I am amazed at all he does and continues to do - even with diabetes and weakened knees. Just a couple years ago he was in a rural village in the Philippines and was so sick with dysentery that he couldn't be transported to the airport to fly home. I was very concerned for him but then I realised that in a sense, he was 'home' for 'home' to him means wherever he is serving the Lord. He visits Philippines two or three times a year where he supports in teaching and shepherding some very young churches there. You'd think one country is enough for a health-compromised man - but no, he also takes trips to two other countries to follow-up those he introduced to Christ years ago. What I admire isn't so much all his effort, dilligence, endurance and drive to travel, hike mountains where minority groups are scattered, tolerate icky food and the like. All those things are admirable, but two things stand out to me as precious character traits that I pray God will also develop in me. They are: genuine love and humility.

Dad's love for others overflows unpretentiously and without effort. I know it flows directly from his love for the Lord which is so real and obvious. Why can he manage to hike up mountains on weak knees? Because he loves God and wants those people to love Him too. Why did he faithfully take us to Church even when at times it was more than an hour away? Because he loved God and wanted us to love Him too. Why did he always sing, 'Jesus loves me' when we were sad, upset, scared or hurt? Because he loved Jesus and wanted us to know Jesus' love in our lives too.

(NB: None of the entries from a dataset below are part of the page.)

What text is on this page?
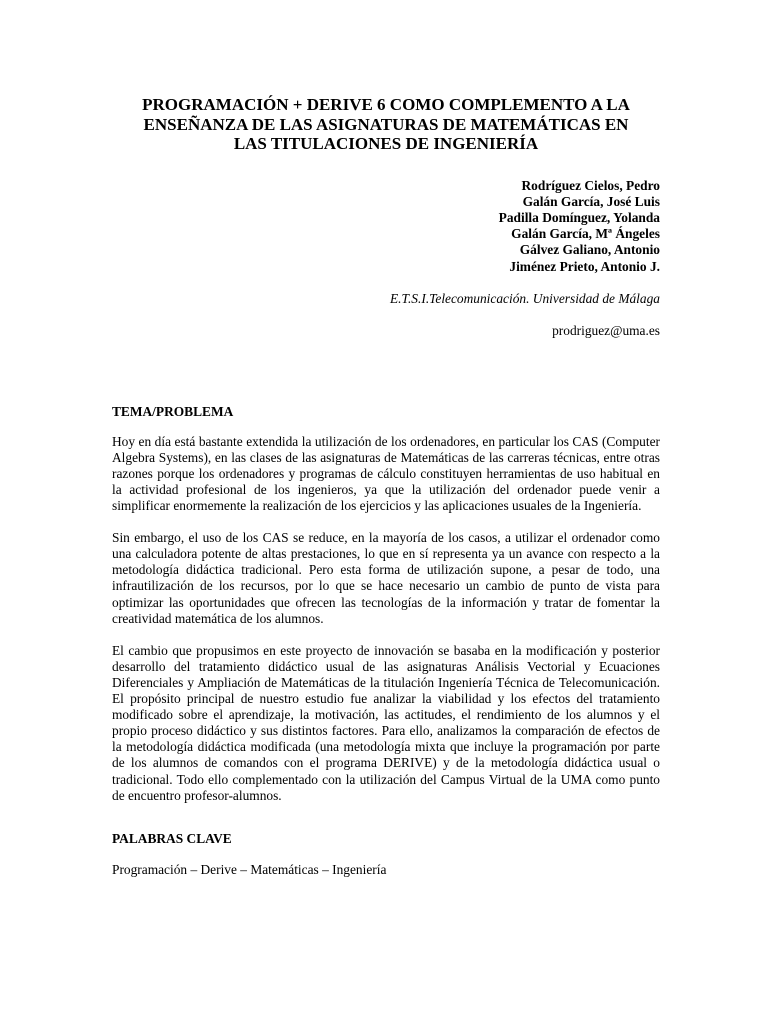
PROGRAMACIÓN + DERIVE 6 COMO COMPLEMENTO A LA
ENSEÑANZA DE LAS ASIGNATURAS DE MATEMÁTICAS EN
LAS TITULACIONES DE INGENIERÍA
Rodríguez Cielos, Pedro
Galán García, José Luis
Padilla Domínguez, Yolanda
Galán García, Mª Ángeles
Gálvez Galiano, Antonio
Jiménez Prieto, Antonio J.
E.T.S.I.Telecomunicación. Universidad de Málaga
prodriguez@uma.es
TEMA/PROBLEMA

Hoy en día está bastante extendida la utilización de los ordenadores, en particular los CAS (Computer Algebra Systems), en las clases de las asignaturas de Matemáticas de las carreras técnicas, entre otras razones porque los ordenadores y programas de cálculo constituyen herramientas de uso habitual en la actividad profesional de los ingenieros, ya que la utilización del ordenador puede venir a simplificar enormemente la realización de los ejercicios y las aplicaciones usuales de la Ingeniería.

Sin embargo, el uso de los CAS se reduce, en la mayoría de los casos, a utilizar el ordenador como una calculadora potente de altas prestaciones, lo que en sí representa ya un avance con respecto a la metodología didáctica tradicional. Pero esta forma de utilización supone, a pesar de todo, una infrautilización de los recursos, por lo que se hace necesario un cambio de punto de vista para optimizar las oportunidades que ofrecen las tecnologías de la información y tratar de fomentar la creatividad matemática de los alumnos.

El cambio que propusimos en este proyecto de innovación se basaba en la modificación y posterior desarrollo del tratamiento didáctico usual de las asignaturas Análisis Vectorial y Ecuaciones Diferenciales y Ampliación de Matemáticas de la titulación Ingeniería Técnica de Telecomunicación. El propósito principal de nuestro estudio fue analizar la viabilidad y los efectos del tratamiento modificado sobre el aprendizaje, la motivación, las actitudes, el rendimiento de los alumnos y el propio proceso didáctico y sus distintos factores. Para ello, analizamos la comparación de efectos de la metodología didáctica modificada (una metodología mixta que incluye la programación por parte de los alumnos de comandos con el programa DERIVE) y de la metodología didáctica usual o tradicional. Todo ello complementado con la utilización del Campus Virtual de la UMA como punto de encuentro profesor-alumnos.

PALABRAS CLAVE
Programación – Derive – Matemáticas – Ingeniería
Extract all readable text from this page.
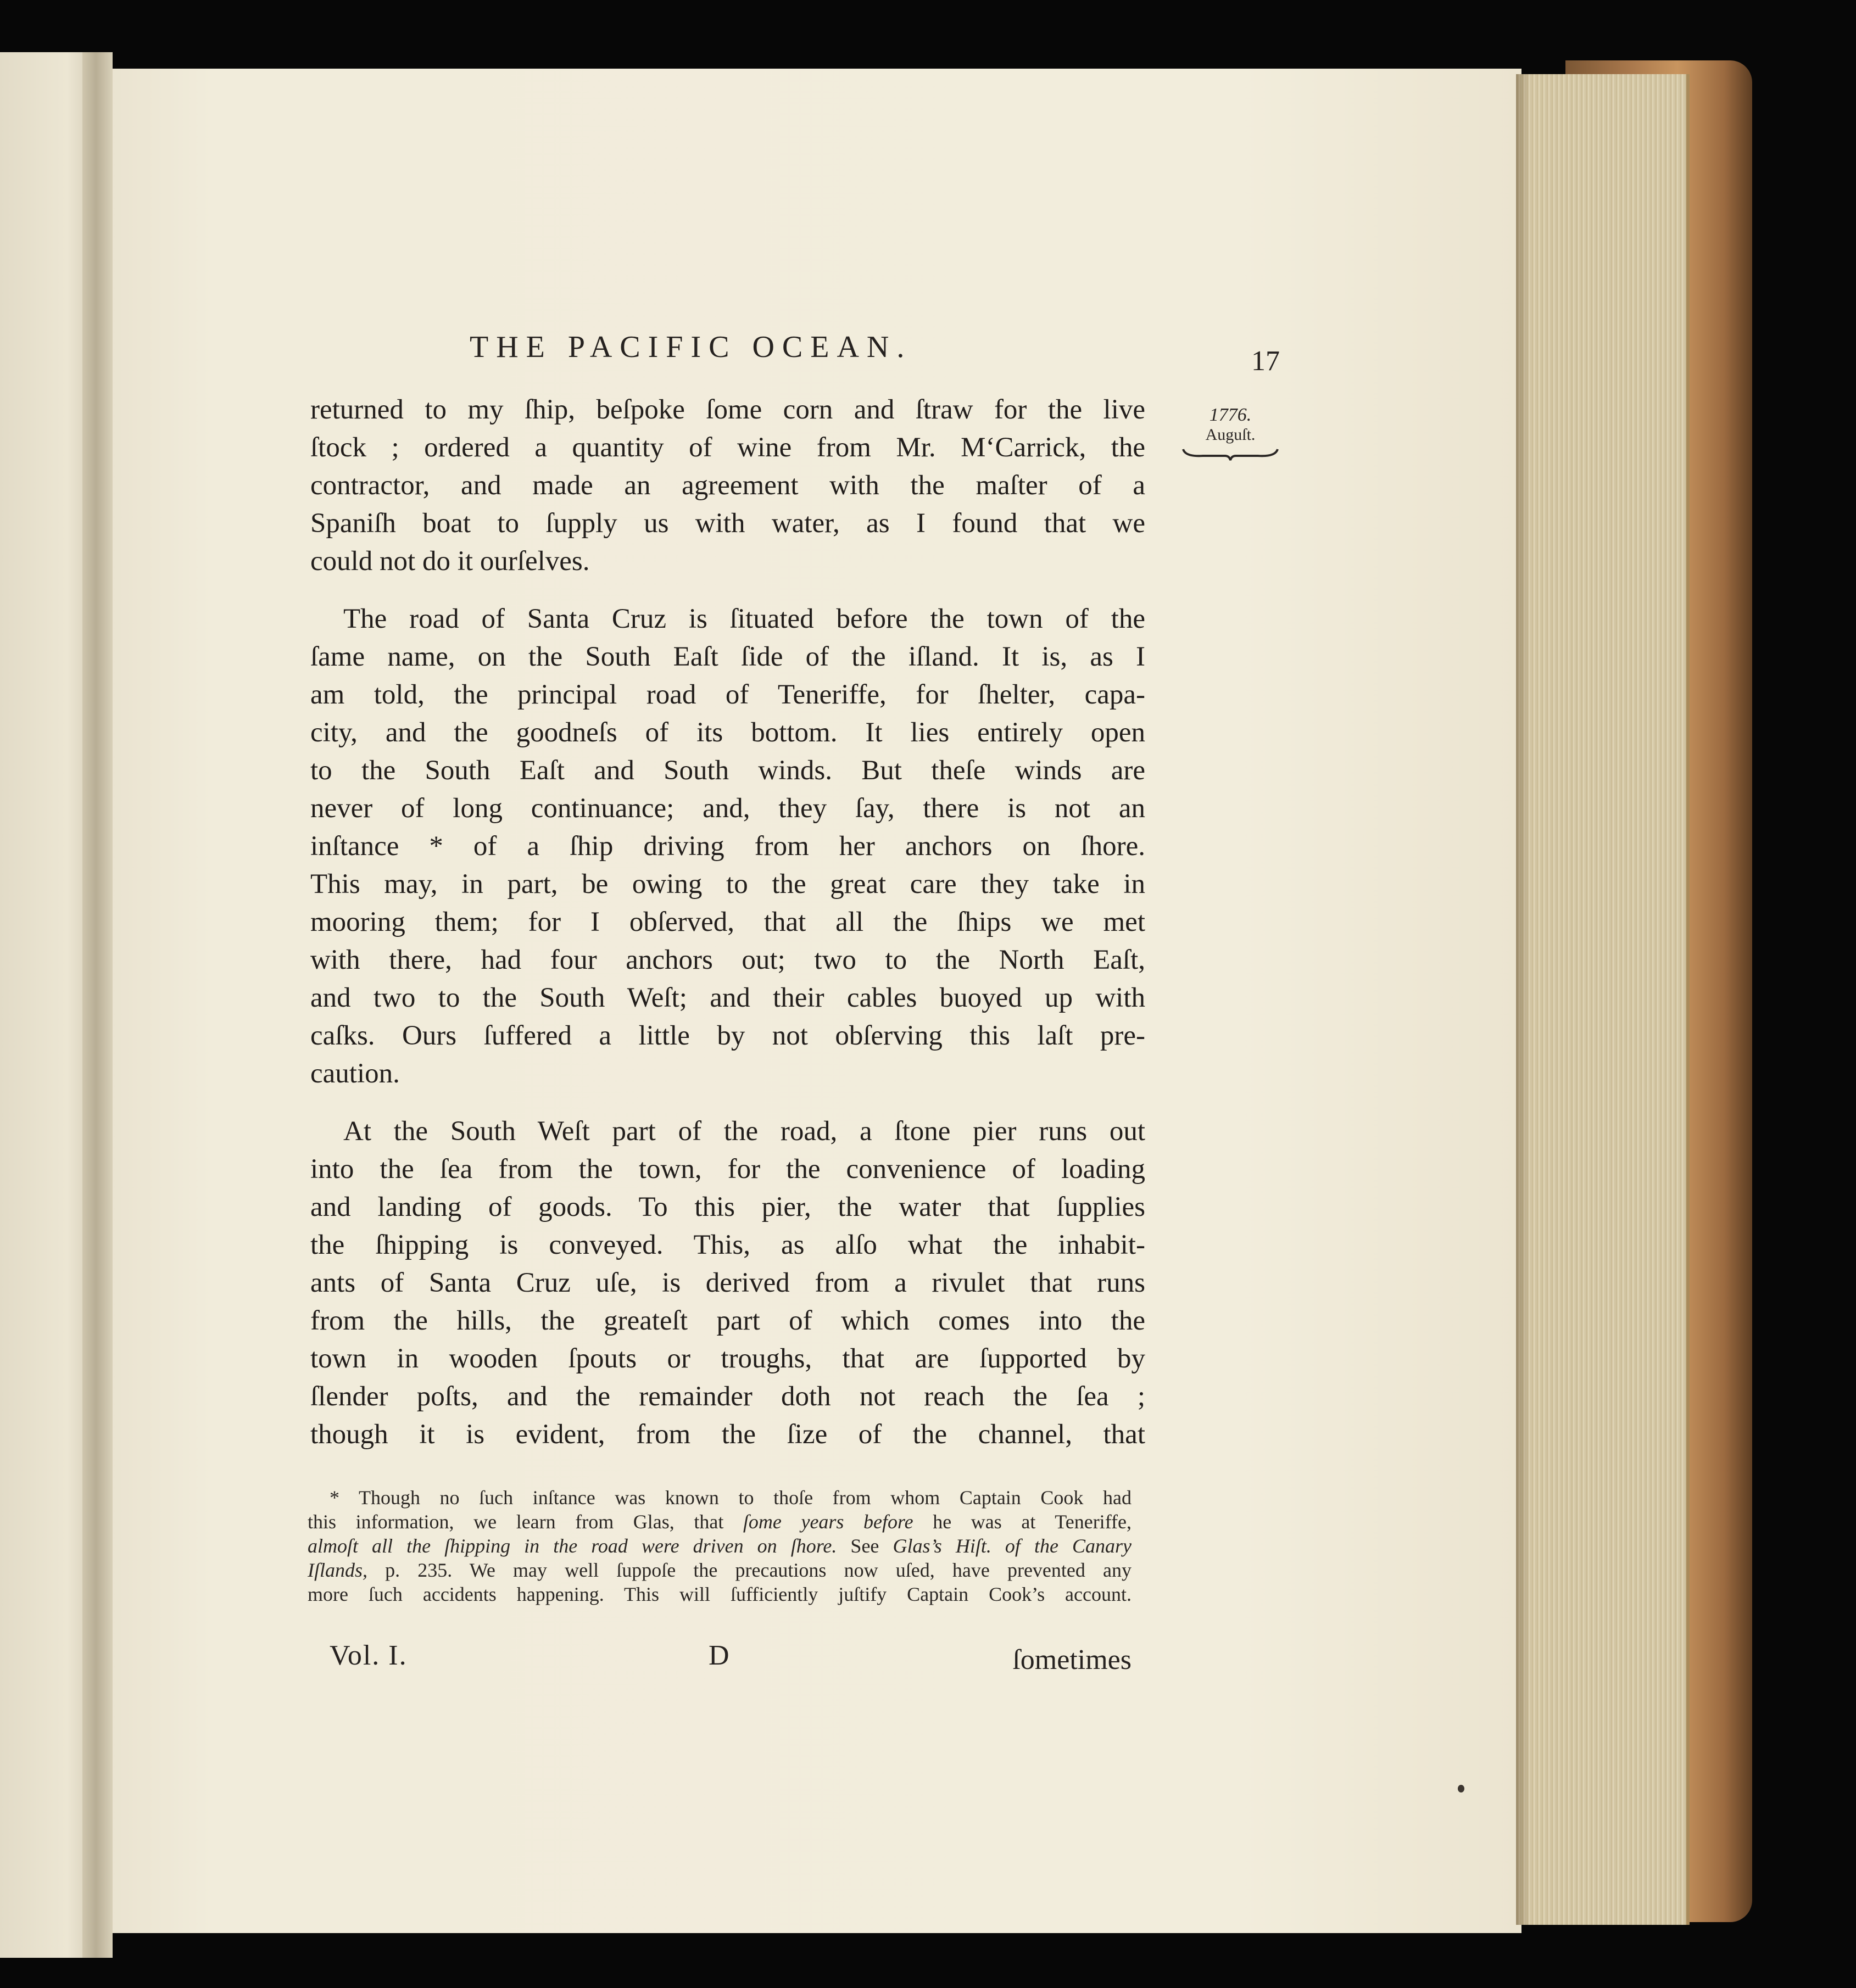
THE PACIFIC OCEAN.	17
1776.
Auguſt.
returned to my ſhip, beſpoke ſome corn and ſtraw for the live
ſtock ; ordered a quantity of wine from Mr. M‘Carrick, the
contractor, and made an agreement with the maſter of a
Spaniſh boat to ſupply us with water, as I found that we
could not do it ourſelves.
The road of Santa Cruz is ſituated before the town of the
ſame name, on the South Eaſt ſide of the iſland. It is, as I
am told, the principal road of Teneriffe, for ſhelter, capa-
city, and the goodneſs of its bottom. It lies entirely open
to the South Eaſt and South winds. But theſe winds are
never of long continuance; and, they ſay, there is not an
inſtance * of a ſhip driving from her anchors on ſhore.
This may, in part, be owing to the great care they take in
mooring them; for I obſerved, that all the ſhips we met
with there, had four anchors out; two to the North Eaſt,
and two to the South Weſt; and their cables buoyed up with
caſks. Ours ſuffered a little by not obſerving this laſt pre-
caution.
At the South Weſt part of the road, a ſtone pier runs out
into the ſea from the town, for the convenience of loading
and landing of goods. To this pier, the water that ſupplies
the ſhipping is conveyed. This, as alſo what the inhabit-
ants of Santa Cruz uſe, is derived from a rivulet that runs
from the hills, the greateſt part of which comes into the
town in wooden ſpouts or troughs, that are ſupported by
ſlender poſts, and the remainder doth not reach the ſea ;
though it is evident, from the ſize of the channel, that
* Though no ſuch inſtance was known to thoſe from whom Captain Cook had
this information, we learn from Glas, that ſome years before he was at Teneriffe,
almoſt all the ſhipping in the road were driven on ſhore. See Glas’s Hiſt. of the Canary
Iſlands, p. 235. We may well ſuppoſe the precautions now uſed, have prevented any
more ſuch accidents happening. This will ſufficiently juſtify Captain Cook’s account.
Vol. I.	D	ſometimes
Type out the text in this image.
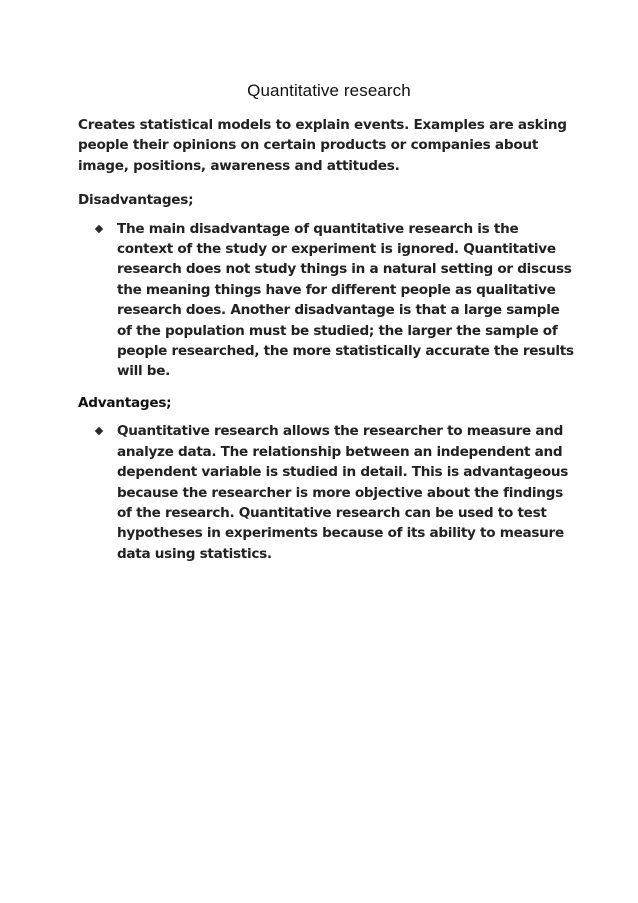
Quantitative research

Creates statistical models to explain events. Examples are asking people their opinions on certain products or companies about image, positions, awareness and attitudes.

Disadvantages;

The main disadvantage of quantitative research is the context of the study or experiment is ignored. Quantitative research does not study things in a natural setting or discuss the meaning things have for different people as qualitative research does. Another disadvantage is that a large sample of the population must be studied; the larger the sample of people researched, the more statistically accurate the results will be.

Advantages;

Quantitative research allows the researcher to measure and analyze data. The relationship between an independent and dependent variable is studied in detail. This is advantageous because the researcher is more objective about the findings of the research. Quantitative research can be used to test hypotheses in experiments because of its ability to measure data using statistics.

Dad is the most humble man I know - ranking right up there with Moses as the meekest man on the face of the earth! When I was hard-hearted, sullen and glum as a teen, my parents and I had long, miserable 'talks' (you know what I mean). The kind that never seem to end and no one understands each other so you end up giving up and just praying instead! My prayer was always, "Lord, help my parents to not be so mean and let them see I'm not as bad as they think I am." With a calloused and crabby attitude I'd end my prayer with a thought of, "Take THAT Mom and Dad..." Then Dad would pray. His prayers broke my heart.

Dad would say, "Lord I have failed. I have failed you, my wife and my children. Please forgive me for not showing love, for not disciplining, for not being patient, for lacking Your wisdom. I pray you'll forgive me and help my family to forgive me. Amen." There was no preaching in his prayer. He didn't just say those things; often he would weep and pause to carry on. I could see how deeply contrite and humble his heart was and it was a glaring contrast to my own 'know-it-all' attitude and hardened heart.

Growing up in another country as an M.K. had its challenges and we had many, many struggles. Much is written nowadays to help M.K's and facilitate what they need to grow and adapt to different cultures. However, I really believe more needs to be said about the struggles parents face raising kids overseas. My parents weren't perfect, and neither was I. But I respect no man more than my Dad who demonstrated for me the two most important qualities a person can have: Love and Humility. I'm so proud of my Dad and want the world to know about him.


  1. Hello, Sarah,

    Your dad is a wonderful man, and our family is so privileged to know him. Thank you for this tribute.